Compute \(a_T\) and \(a_N\).

First, we can compute \[ \mathbf{a} = \frac{d^2 \mathbf{r}}{dt^2} = \frac{d}{dt} \left( \frac{d}{dt} \begin{bmatrix} b t \\ a \cos{\left(t \right)} \\ a \sin{\left(t \right)}\end{bmatrix} \right) = \frac{d}{dt} \begin{bmatrix} b \\ - a \sin{\left(t \right)} \\ a \cos{\left(t \right)}\end{bmatrix} = \begin{bmatrix} 0 \\ - a \cos{\left(t \right)} \\ - a \sin{\left(t \right)}\end{bmatrix} \] The tangent component \(a_T\) is simply the project of the acceleration vector \(\mathbf{a}\) in the direction of \(\mathbf{T}\). That is, \[ a_T = \mathbf{a} \cdot \mathbf{T} = \begin{bmatrix} 0 \\ - a \cos{\left(t \right)} \\ - a \sin{\left(t \right)}\end{bmatrix} \;\cdot\; \begin{bmatrix} \frac{b}{\sqrt{a^{2} + b^{2}}} \\ - \frac{a \sin{\left(t \right)}}{\sqrt{a^{2} + b^{2}}} \\ \frac{a \cos{\left(t \right)}}{\sqrt{a^{2} + b^{2}}}\end{bmatrix} = 0 \] This answer agrees with our intuition since we know that the scalar speed remains constant.
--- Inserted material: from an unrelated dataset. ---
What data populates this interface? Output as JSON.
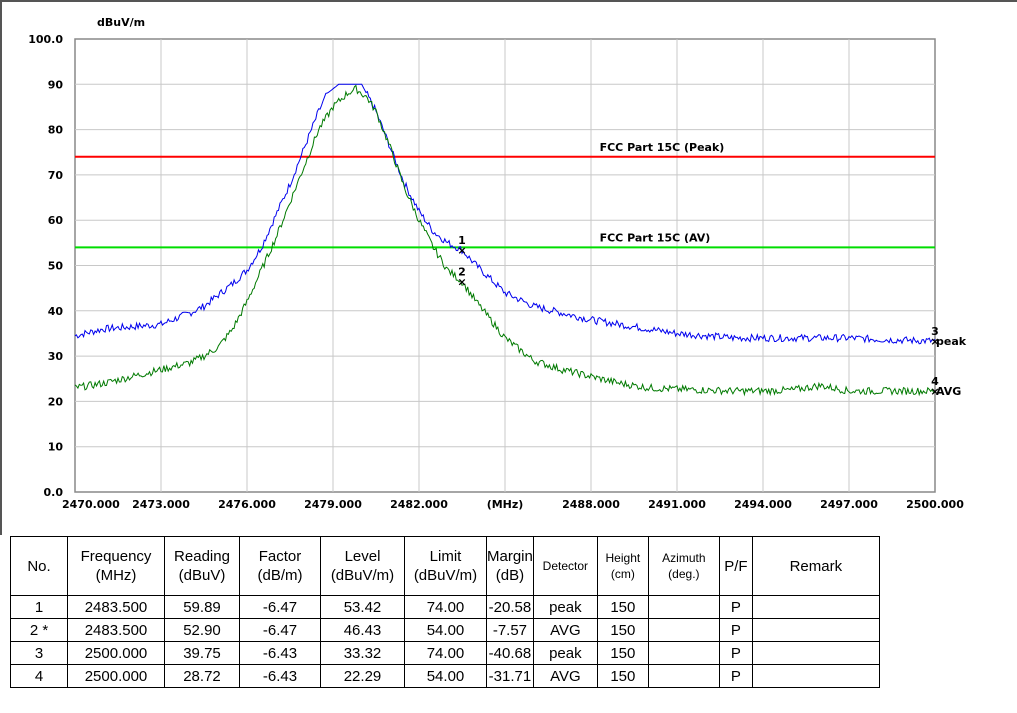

Similarly, \(a_N\) is the projection of \(\mathbf{a}\) in the direction of \(\mathbf{N}\). That is,

\[ a_N = \mathbf{a} \cdot \mathbf{N} = \begin{bmatrix} 0 \\ - a \cos{\left(t \right)} \\ - a \sin{\left(t \right)}\end{bmatrix} \;\cdot\; \begin{bmatrix} 0 \\ - \cos{\left(t \right)} \\ - \sin{\left(t \right)}\end{bmatrix} = a \]

This give us the magnitude of the normal component of the acceleration, which is responsibie for turning.

Recall that scalar speed (i.e., \(\| \mathbf{r}'(t) \|\), which is equivalent to \(\frac{ds}{dt}\)) is given by \[ \frac{ds}{dt} = \frac{d}{dt} s = \frac{d}{dt} \left( t \sqrt{a^{2} + b^{2}} \right) = \sqrt{a^{2} + b^{2}}. \] The magnitude of the tangential component \(a_T\) is also given by the derivative of this scalar speed. Therefore, \[ a_T = \frac{d}{dt} \left( \sqrt{a^{2} + b^{2}} \right) = 0 \]

The normal component \(a_N\) can becomputed using the scalar speed and the curvature: \[ a_N = \kappa \, \left( \frac{ds}{dt} \right)^2 = \frac{a}{a^{2} + b^{2}} \left( \sqrt{a^{2} + b^{2}} \right)^2 = a \]

Actually, once we know \(a_T = 0\), we can recognize that

\[ \mathbf{a} = 0 \, \mathbf{T} + a_N \, \mathbf{N} = a_N \, \mathbf{N} \]

Therefore, \(a_N\) must be \(\| \mathbf{a} \|\), i.e.,

\[ a_N = \| \mathbf{a} \| = \left\| \begin{bmatrix} 0 \\ - a \cos{\left(t \right)} \\ - a \sin{\left(t \right)}\end{bmatrix} \right\| = a \]

This agrees with answers obtained through the other two methods.